The state's 76-year-old junior senator, Ernest F. Hollings, the last of the Deep South Democrats in the Senate, also won re-election after a tough campaign.
Alabama elected a Democratic governor for the first time since George C. Wallace left office a dozen years ago. Yesterday, Lt. Gov. Don Siegelman, a moderate with backing from teachers and some labor unions, unseated Republican Gov. Fob James.
The results in the South were a setback for social and religious conservatives, who had mobilized their voters in support of the Republican candidates.
In Florida, however, religious conservatives may have given Jeb Bush his victory margin in the race for governor. Bush carried their votes by a margin of 82 percent to 17 percent, while losing among those who did not call themselves religious conservatives, exit polls showed.
Exit polls also showed that Bush's efforts to reach out to African-American voters in the campaign did not earn him many black votes.
In Texas, however, it appeared that his older brother George had been successful with his outreach to Hispanics. Exit polls showed him getting 45 percent of the Latino vote, better than any Republican candidate in history.

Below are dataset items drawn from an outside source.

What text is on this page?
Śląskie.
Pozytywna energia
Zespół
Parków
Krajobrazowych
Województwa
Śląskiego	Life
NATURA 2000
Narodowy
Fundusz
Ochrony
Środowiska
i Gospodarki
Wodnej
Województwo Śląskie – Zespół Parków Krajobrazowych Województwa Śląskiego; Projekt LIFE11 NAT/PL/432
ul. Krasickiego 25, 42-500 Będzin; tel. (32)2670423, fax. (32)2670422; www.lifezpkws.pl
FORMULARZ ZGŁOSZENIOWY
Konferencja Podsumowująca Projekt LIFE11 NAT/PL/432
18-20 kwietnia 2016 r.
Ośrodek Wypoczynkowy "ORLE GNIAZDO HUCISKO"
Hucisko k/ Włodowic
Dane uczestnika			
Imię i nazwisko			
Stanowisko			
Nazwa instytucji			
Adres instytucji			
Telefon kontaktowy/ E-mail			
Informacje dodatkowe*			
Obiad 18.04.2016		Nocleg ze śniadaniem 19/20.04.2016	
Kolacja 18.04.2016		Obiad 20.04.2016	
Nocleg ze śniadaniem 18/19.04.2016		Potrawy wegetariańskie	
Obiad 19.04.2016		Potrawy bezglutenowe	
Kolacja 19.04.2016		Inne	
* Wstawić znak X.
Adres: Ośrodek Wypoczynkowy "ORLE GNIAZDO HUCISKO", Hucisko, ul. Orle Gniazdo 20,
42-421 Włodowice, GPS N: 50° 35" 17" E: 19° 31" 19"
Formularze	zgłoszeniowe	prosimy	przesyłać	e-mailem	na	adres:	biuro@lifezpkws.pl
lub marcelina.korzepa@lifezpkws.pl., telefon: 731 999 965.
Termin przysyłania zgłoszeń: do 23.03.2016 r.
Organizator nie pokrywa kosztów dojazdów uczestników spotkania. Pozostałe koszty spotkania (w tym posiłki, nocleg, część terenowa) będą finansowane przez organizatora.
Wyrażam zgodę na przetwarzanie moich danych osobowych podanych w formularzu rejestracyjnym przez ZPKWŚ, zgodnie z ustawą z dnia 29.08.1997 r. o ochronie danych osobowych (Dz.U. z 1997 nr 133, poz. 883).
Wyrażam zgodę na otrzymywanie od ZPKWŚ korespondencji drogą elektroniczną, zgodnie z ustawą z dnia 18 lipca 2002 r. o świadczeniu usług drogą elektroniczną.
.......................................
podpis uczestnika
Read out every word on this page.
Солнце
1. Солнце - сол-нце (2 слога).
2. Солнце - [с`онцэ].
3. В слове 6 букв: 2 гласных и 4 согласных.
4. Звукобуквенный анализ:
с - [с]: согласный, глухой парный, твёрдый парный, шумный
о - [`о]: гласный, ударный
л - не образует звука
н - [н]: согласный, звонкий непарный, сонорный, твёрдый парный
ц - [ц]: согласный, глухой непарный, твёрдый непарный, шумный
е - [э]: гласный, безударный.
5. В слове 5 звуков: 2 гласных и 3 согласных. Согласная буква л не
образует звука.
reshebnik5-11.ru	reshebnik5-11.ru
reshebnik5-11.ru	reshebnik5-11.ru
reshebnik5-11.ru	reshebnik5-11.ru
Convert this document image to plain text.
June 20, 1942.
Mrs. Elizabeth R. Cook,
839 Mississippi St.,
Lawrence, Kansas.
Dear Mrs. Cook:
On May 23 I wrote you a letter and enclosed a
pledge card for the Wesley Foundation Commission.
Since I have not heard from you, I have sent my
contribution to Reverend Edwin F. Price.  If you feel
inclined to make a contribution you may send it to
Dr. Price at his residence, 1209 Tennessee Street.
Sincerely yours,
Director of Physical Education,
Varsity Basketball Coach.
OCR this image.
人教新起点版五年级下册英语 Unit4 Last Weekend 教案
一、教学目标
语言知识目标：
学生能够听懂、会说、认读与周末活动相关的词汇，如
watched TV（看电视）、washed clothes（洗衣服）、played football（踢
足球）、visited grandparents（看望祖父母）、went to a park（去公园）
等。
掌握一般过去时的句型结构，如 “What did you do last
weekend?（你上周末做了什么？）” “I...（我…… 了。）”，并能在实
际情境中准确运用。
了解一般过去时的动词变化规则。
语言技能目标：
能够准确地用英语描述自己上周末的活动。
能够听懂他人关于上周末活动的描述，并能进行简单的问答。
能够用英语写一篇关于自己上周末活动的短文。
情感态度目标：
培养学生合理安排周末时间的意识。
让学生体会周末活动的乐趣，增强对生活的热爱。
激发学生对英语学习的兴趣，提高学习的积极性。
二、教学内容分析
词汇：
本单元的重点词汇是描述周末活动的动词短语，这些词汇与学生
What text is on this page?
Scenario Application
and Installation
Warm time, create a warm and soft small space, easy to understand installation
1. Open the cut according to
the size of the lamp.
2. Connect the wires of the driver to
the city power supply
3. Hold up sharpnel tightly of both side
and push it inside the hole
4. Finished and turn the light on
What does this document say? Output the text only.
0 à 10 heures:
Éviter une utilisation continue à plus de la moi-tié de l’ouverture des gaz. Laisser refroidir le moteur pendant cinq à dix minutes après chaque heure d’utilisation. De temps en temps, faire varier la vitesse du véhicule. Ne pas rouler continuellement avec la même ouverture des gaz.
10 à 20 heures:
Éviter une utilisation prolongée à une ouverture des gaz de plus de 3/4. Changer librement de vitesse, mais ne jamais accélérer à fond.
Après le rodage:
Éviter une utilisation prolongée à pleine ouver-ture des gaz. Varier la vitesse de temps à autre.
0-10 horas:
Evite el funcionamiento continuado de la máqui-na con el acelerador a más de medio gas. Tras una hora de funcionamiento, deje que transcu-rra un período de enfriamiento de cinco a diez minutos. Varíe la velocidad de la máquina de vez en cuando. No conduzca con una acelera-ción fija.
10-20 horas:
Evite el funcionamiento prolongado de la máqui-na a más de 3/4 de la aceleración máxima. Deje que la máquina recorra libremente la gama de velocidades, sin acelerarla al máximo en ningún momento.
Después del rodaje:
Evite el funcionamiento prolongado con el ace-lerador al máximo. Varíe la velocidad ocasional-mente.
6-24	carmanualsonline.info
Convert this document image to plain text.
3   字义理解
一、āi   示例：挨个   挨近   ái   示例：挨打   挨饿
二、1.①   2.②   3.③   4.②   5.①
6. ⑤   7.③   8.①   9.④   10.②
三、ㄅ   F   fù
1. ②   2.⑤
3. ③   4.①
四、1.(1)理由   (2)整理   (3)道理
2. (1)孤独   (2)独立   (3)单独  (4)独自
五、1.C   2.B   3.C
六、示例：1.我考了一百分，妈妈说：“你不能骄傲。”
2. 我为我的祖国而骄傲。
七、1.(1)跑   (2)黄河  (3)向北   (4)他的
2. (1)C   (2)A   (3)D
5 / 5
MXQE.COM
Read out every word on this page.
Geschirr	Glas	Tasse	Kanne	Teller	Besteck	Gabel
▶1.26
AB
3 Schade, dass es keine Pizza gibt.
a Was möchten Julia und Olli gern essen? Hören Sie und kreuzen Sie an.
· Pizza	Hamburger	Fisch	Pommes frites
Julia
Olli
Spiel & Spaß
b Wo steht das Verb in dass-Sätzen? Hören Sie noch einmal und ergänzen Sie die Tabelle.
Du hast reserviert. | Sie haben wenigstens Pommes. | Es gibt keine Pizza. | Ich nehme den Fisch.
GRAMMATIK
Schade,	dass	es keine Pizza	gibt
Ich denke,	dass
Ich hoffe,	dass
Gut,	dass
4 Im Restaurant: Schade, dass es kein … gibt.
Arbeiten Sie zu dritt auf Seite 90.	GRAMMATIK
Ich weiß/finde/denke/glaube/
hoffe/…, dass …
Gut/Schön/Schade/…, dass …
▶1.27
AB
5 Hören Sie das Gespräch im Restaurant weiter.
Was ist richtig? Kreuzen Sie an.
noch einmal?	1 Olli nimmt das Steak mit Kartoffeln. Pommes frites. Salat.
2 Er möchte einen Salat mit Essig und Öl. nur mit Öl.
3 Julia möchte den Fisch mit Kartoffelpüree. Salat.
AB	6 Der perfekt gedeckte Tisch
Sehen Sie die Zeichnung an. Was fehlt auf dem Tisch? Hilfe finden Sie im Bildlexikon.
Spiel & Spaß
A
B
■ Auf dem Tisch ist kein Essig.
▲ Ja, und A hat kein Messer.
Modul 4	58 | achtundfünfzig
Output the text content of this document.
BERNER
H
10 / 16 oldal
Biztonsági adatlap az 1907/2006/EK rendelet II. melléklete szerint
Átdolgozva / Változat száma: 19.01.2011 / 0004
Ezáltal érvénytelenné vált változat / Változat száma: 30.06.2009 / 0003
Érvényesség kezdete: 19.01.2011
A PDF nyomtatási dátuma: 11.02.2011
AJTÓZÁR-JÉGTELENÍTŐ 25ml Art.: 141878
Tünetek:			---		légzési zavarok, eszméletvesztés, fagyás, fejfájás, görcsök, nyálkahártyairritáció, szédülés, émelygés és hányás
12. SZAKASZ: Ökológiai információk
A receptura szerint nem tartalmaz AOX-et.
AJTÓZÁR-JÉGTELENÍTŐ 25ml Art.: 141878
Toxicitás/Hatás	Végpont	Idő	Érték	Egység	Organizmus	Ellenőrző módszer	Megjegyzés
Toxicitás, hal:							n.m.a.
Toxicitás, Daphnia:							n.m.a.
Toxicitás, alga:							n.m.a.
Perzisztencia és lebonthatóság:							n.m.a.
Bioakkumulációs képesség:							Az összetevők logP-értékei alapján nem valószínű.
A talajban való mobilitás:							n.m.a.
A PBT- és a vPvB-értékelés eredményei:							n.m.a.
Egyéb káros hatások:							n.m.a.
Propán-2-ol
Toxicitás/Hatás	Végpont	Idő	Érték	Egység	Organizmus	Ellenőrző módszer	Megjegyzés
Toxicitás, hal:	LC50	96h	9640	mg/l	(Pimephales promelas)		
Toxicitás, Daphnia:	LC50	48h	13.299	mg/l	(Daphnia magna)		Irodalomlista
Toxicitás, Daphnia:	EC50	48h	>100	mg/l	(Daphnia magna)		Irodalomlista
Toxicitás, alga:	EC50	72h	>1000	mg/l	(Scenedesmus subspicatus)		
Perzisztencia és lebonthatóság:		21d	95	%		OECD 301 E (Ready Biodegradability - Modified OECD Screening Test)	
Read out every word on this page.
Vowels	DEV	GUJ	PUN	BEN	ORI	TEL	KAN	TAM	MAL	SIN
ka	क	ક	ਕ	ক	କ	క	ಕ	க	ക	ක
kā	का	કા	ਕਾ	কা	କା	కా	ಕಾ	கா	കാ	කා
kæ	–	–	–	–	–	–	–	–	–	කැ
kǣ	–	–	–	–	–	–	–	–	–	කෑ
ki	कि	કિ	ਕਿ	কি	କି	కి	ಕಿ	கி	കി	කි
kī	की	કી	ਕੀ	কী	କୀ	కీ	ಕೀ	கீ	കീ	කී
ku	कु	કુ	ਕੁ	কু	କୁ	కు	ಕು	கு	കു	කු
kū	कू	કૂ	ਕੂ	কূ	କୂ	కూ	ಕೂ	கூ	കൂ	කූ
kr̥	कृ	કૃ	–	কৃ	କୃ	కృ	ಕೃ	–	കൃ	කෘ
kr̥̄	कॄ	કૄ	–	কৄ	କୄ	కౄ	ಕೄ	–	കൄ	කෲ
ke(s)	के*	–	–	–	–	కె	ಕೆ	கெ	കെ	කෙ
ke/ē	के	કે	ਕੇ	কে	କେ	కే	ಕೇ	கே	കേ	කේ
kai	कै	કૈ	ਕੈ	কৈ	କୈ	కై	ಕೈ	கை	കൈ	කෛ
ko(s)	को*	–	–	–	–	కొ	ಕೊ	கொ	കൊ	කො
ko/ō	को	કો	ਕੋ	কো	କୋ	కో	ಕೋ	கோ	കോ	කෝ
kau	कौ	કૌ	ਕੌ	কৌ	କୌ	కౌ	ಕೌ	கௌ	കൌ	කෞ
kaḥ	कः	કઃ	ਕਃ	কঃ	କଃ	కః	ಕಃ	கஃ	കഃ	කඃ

Until recently, Republicans had been confident of gaining more than a dozen House seats and perhaps up to five Senate seats. In a similar vein, Democrats had insisted that they had a chance to regain control of the House.
Historically, the party in power in the White House -- in this case the Democrats -- loses votes in midterm elections. Since World War II, those losses have averaged 27 House seats and four Senate seats.
But since Democrats have already lost heavily in the House and Senate since Clinton's election in 1992, there were relatively few chances for Republican pickups in this year's voting.
More than 90 percent of House incumbents were re-elected yesterday -- nearly 100 out of 435 ran unopposed. And most of the action was for the 34 seats where no incumbent was running and in perhaps a dozen other seats where incumbents of both parties were considered vulnerable.
The election results seem destined to be interpreted in terms of the president's future, even though the issue of impeachment ranked low with the vast majority of voters, exit polls showed.
About one in five voters listed moral and ethical values as their chief concern in deciding whom to support in House races. Those voters favored Republican candidates by a 6-to-1 margin.
Education, the major concern of Democratic voters, was the only other issue to rate as highly as morality.
"One thing is pretty clear," said Geoffrey Garin, a Democratic pollster. "This is an issue agenda that works for Democrats. Education and Social Security tended to help Democrats a lot."